After cancer flops, Celldex shows promise in treating hives
Celldex Therapeutics regrouped in 2018 after a pair of major oncology flops, cutting both staff and pipeline to throw its resources behind two cancer-fighting antibodies. Now, as the company plots its comeback, it’s unveiling data for its leading program, a treatment not for cancer but for inflammatory skin conditions.
Celldex has some oncology assets in the works today and may be best known for the failure of its cancer vaccine Rintega and breast cancer treatment gelmatumumab vedotin. But the company has always been an antibody developer at heart, said Anthony Marucci, CEO and founder of Celldex.
“We refocused the company with some assets we had internally … [CDX-0159], it turned out, is a mast cell depleter and we thought that would be best in inflammatory diseases,” Marucci added. Mast cells are a type of immune cell that play a role in the onset and progression of inflammatory diseases.

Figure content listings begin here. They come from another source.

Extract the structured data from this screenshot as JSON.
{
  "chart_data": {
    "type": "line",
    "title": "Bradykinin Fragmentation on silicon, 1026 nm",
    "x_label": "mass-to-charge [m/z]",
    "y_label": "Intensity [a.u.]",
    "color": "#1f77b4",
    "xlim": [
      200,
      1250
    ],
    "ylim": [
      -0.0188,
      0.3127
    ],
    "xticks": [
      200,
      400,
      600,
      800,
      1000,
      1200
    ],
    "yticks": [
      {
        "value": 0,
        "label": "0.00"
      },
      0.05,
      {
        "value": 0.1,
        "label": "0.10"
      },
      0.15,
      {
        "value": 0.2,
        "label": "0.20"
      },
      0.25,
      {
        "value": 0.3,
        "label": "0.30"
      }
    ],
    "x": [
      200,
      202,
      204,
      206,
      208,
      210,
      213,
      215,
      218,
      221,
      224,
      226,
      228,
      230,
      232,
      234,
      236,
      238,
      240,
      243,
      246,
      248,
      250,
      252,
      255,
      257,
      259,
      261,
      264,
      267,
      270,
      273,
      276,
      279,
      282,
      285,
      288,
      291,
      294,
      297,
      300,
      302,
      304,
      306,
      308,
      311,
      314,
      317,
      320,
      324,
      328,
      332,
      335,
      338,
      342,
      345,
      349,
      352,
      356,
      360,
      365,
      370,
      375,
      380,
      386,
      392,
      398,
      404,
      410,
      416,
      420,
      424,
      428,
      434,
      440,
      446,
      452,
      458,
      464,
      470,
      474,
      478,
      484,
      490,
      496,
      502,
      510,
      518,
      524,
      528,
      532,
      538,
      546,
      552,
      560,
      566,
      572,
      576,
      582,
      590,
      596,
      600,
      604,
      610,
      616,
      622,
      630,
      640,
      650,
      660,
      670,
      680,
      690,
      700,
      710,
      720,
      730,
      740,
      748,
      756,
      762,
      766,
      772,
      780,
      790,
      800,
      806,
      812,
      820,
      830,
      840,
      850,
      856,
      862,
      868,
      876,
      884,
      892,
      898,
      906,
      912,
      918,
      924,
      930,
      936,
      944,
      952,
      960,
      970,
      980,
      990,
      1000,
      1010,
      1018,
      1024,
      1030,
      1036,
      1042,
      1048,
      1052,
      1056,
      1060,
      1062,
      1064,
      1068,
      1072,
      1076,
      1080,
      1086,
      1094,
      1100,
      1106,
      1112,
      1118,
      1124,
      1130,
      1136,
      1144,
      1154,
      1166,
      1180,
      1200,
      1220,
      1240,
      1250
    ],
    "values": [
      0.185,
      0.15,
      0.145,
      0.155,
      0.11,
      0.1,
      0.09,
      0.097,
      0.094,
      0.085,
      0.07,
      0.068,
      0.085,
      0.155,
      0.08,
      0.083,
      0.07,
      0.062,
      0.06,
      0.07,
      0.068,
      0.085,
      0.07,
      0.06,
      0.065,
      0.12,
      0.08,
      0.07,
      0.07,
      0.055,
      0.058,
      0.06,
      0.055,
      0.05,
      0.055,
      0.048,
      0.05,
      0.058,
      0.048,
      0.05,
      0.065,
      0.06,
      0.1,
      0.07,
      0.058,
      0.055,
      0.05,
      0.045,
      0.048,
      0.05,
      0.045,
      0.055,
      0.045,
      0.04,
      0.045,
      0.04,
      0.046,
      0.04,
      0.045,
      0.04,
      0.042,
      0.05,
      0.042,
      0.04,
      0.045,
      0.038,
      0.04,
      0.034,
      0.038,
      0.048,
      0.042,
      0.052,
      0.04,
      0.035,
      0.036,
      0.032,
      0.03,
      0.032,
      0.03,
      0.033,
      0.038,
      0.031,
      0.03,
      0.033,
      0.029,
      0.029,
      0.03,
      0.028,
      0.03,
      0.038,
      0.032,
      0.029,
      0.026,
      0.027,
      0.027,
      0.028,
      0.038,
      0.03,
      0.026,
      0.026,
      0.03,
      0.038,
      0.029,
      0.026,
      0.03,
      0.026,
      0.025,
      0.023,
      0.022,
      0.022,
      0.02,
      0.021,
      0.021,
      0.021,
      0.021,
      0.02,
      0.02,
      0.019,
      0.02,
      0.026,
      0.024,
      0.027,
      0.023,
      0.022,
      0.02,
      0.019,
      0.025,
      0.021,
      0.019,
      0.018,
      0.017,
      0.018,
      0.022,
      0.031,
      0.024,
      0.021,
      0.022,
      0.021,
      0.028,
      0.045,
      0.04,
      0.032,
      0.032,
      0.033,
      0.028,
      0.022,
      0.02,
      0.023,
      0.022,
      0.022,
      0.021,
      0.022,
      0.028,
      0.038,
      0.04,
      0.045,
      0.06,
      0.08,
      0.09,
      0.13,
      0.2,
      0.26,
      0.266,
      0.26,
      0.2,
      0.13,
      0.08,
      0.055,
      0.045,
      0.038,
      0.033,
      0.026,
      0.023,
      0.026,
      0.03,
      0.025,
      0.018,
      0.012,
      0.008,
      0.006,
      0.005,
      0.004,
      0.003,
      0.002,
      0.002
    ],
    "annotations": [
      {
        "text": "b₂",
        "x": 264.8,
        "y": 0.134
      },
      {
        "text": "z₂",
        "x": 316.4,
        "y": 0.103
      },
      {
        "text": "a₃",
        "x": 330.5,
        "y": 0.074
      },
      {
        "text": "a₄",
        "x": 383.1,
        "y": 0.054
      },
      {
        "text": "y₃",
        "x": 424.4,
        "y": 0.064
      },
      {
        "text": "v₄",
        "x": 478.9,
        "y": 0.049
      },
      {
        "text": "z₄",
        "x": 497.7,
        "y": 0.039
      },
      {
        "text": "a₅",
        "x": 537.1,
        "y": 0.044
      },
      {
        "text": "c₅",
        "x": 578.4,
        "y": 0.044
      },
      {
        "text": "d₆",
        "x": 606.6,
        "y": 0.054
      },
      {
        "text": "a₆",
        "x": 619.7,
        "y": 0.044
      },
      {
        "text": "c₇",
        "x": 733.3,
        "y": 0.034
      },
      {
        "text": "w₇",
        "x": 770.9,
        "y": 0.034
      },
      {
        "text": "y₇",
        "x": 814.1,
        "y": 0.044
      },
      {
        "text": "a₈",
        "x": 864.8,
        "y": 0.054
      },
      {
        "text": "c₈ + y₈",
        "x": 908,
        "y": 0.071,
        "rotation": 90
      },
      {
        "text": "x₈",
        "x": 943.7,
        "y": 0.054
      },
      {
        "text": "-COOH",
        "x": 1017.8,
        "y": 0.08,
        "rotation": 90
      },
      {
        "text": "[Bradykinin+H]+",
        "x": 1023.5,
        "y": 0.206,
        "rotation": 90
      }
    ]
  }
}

Celldex is developing the drug for various types of urticaria, also known as hives. The latest data, from a phase 1b study in patients with hives brought on by cold temperatures or by scratching the skin, show that a single dose of CDX-0159 stopped 18 of the 19 patients (95%) from developing hives when exposed to their triggers.
The results were presented Friday evening at the annual meeting of the European Academy of Allergy and Clinical Immunology. Celldex’s stock, which has sat under $3 for stretches in 2019 and 2020, jumped 50% to $48.58 in after-hours trading.
The drug’s effects lasted a median of 77 days in the 11 patients with cold urticaria and a median of 57 days in patients with symptomatic dermographism.